Con un fuerte apretón de manos di por concluida nuestra conversación. Trate de ocultar mi nerviosismo pero estaba seguro que Raúl, uno de los más grandes alumnos de psicología, lo había notado. Estaba ahora apresuradamente buscando las escaleras para llegar al primer piso, por un instante había desconocido todo ese lugar. Mi nerviosismo era evidente. 
Por primera vez había salido de la universidad solo con ganas de escuchar los estresantes sonidos de autos y buses. Estaba fuera y eso me calmaba.
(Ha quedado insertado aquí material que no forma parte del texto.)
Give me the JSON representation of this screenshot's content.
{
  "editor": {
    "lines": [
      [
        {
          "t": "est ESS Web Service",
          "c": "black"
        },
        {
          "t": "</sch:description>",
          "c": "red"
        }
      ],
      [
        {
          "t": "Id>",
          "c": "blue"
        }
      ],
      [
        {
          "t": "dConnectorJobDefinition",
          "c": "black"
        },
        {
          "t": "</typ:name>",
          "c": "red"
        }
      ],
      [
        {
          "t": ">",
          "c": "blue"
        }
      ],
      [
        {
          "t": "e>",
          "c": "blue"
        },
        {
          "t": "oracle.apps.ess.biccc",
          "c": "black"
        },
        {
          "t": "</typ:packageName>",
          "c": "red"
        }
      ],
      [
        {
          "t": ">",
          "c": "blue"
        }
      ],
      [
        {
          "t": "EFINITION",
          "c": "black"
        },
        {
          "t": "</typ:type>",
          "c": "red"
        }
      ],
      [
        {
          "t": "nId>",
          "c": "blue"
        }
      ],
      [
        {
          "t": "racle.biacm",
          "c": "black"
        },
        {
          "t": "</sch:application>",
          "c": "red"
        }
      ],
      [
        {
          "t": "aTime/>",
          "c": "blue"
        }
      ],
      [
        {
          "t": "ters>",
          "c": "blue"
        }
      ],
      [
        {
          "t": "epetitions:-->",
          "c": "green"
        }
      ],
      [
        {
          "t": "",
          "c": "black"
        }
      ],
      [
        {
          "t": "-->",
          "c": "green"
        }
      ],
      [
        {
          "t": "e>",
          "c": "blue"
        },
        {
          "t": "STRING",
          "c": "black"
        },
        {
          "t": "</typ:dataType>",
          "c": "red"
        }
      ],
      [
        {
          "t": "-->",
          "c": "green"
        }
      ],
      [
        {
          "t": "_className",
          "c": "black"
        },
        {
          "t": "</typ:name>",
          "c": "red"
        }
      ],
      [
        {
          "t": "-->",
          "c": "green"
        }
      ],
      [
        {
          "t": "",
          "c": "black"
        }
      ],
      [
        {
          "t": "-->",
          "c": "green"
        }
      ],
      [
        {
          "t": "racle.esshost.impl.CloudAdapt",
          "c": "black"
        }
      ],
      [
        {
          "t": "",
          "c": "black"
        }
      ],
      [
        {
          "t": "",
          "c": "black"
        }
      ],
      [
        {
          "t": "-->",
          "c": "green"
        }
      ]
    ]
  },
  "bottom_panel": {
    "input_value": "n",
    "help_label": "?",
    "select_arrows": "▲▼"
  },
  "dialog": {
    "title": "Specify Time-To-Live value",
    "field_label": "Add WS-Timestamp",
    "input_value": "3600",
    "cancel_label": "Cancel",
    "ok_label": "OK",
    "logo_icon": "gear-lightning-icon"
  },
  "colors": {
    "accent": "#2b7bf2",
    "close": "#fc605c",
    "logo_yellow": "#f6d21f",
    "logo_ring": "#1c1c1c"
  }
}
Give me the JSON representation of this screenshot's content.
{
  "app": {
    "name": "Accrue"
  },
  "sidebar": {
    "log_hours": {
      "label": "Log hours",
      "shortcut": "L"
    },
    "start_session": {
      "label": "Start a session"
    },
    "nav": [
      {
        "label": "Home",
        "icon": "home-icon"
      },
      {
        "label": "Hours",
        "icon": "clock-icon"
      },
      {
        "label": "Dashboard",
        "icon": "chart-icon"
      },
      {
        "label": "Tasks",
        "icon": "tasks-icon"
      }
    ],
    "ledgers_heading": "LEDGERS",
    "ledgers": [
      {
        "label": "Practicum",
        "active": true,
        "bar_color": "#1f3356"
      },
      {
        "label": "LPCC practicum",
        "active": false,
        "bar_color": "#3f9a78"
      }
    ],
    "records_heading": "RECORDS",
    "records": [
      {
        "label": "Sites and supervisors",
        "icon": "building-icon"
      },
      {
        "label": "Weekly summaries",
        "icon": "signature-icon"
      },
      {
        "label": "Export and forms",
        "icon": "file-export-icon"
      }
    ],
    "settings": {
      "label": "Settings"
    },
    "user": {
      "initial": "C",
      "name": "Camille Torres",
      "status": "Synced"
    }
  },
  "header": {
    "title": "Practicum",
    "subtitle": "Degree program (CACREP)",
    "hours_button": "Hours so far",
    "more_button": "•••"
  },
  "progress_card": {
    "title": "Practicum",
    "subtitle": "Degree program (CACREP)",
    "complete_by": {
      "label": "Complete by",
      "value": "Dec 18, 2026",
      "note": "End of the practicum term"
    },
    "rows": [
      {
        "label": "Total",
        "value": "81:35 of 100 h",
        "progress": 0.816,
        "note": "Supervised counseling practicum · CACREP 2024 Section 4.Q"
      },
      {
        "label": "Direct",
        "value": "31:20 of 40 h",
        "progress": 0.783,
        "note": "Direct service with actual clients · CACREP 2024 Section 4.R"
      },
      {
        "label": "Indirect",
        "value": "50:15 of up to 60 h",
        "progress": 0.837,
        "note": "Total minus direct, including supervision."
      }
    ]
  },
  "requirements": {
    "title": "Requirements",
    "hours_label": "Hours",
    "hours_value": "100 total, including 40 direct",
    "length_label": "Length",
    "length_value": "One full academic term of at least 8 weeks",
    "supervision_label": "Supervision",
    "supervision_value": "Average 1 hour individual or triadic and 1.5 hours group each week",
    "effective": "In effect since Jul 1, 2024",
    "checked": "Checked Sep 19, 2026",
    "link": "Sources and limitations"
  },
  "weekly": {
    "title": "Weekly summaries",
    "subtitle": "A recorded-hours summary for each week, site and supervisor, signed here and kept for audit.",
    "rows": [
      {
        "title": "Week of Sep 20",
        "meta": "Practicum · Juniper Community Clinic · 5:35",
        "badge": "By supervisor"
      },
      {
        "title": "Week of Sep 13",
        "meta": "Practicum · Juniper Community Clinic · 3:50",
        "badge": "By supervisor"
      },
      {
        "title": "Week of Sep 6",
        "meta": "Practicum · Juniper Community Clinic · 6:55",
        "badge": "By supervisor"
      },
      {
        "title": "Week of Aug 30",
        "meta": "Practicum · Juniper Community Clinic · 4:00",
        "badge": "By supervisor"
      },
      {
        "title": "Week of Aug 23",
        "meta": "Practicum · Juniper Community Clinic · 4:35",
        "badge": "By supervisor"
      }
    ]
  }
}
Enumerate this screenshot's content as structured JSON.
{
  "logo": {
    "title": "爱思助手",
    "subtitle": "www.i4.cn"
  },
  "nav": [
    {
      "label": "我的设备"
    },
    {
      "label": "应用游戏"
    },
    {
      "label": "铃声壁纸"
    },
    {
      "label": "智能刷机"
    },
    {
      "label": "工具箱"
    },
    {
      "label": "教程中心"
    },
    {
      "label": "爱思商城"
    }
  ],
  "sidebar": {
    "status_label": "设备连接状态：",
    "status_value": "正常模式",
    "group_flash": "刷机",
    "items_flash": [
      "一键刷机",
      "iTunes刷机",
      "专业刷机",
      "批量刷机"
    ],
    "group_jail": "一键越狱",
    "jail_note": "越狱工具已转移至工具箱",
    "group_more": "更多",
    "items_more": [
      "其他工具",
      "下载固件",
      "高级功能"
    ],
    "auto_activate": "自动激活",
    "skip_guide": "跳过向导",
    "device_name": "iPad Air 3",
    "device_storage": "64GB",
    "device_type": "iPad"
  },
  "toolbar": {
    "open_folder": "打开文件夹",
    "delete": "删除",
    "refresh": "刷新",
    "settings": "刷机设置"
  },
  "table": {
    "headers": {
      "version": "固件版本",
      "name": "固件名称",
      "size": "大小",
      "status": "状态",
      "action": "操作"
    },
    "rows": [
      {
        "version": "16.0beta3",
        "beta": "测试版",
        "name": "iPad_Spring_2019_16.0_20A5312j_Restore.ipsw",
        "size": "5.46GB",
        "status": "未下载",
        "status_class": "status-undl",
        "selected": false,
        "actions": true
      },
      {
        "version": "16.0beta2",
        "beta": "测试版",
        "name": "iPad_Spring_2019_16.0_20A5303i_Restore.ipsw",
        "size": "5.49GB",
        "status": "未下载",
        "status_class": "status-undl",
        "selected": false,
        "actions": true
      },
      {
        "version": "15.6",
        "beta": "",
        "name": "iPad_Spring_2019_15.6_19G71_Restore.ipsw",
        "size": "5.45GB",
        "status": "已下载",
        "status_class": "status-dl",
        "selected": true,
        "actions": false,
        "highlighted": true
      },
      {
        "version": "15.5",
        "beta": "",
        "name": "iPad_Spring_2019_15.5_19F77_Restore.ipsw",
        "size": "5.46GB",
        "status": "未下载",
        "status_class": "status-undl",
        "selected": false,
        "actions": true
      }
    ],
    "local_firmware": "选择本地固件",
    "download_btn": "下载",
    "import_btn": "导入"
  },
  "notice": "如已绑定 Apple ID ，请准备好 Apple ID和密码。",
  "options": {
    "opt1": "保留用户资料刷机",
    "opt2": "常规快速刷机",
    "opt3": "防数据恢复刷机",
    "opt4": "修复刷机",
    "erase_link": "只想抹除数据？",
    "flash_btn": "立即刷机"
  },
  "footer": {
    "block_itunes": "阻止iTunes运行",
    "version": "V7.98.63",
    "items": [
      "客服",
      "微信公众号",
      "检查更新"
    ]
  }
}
El camino a casa se hacía cada vez más largo; pero en el bus todo seguía igual, estudiantes y adultos dando pequeñas siestas, vendedores ambulantes subiendo con las mismas historias de siempre y la infaltable bulla de uno de los parlantes del bus. Quizá todo esto había colaborado para poder retomar la calma. 
Subí las desgastadas escaleras del edificio donde vivía, y en ese instante la calma se alejo de mí. Nuevamente todo lo sucedido retornaba. Sentí que sus ojos aún buscaban los míos, que su voz todavía seguía llamándome. Quise regresar, pero no podía dar marcha atrás. Ya lo había hecho. Con algo de nerviosismo toque por casi 10 minutos la puerta y nadie contesto. Pues pensé, tal vez mis padres estarían en una de sus tantas reuniones familiares y mi hermano, en sus clases de guitarra. Baje la mochila de mi espalda, la abrí y empecé a buscar el manojo de llaves, al parecer no quería que las encontrara. Estaban muy bien escondidas debajo de mis libros de genética. 
Todo adentro permanecía igual. El viejo sillón heredado por mi abuelo y el pequeño televisor en blanco y negro aún seguía ahí. Era hora de leer lo que ahora debía de hacer. Entre a mi cuarto, me acerca hacia el velador, abrí el cajón y cogí mi pequeño cuaderno azul de apuntes. Lo leí y di una sonrisa. Ya no había más dudas, era ella a la que estuve buscando siempre. Era hora de descansar, no había nada que temer. Me desperté durante toda la madrugada cerca de dos veces, los recuerdos de ella aun se mantenían muy claros en mí. Solo el momento de ese beso era lo que pudo dejarme soñar y permitirme descansar esa noche.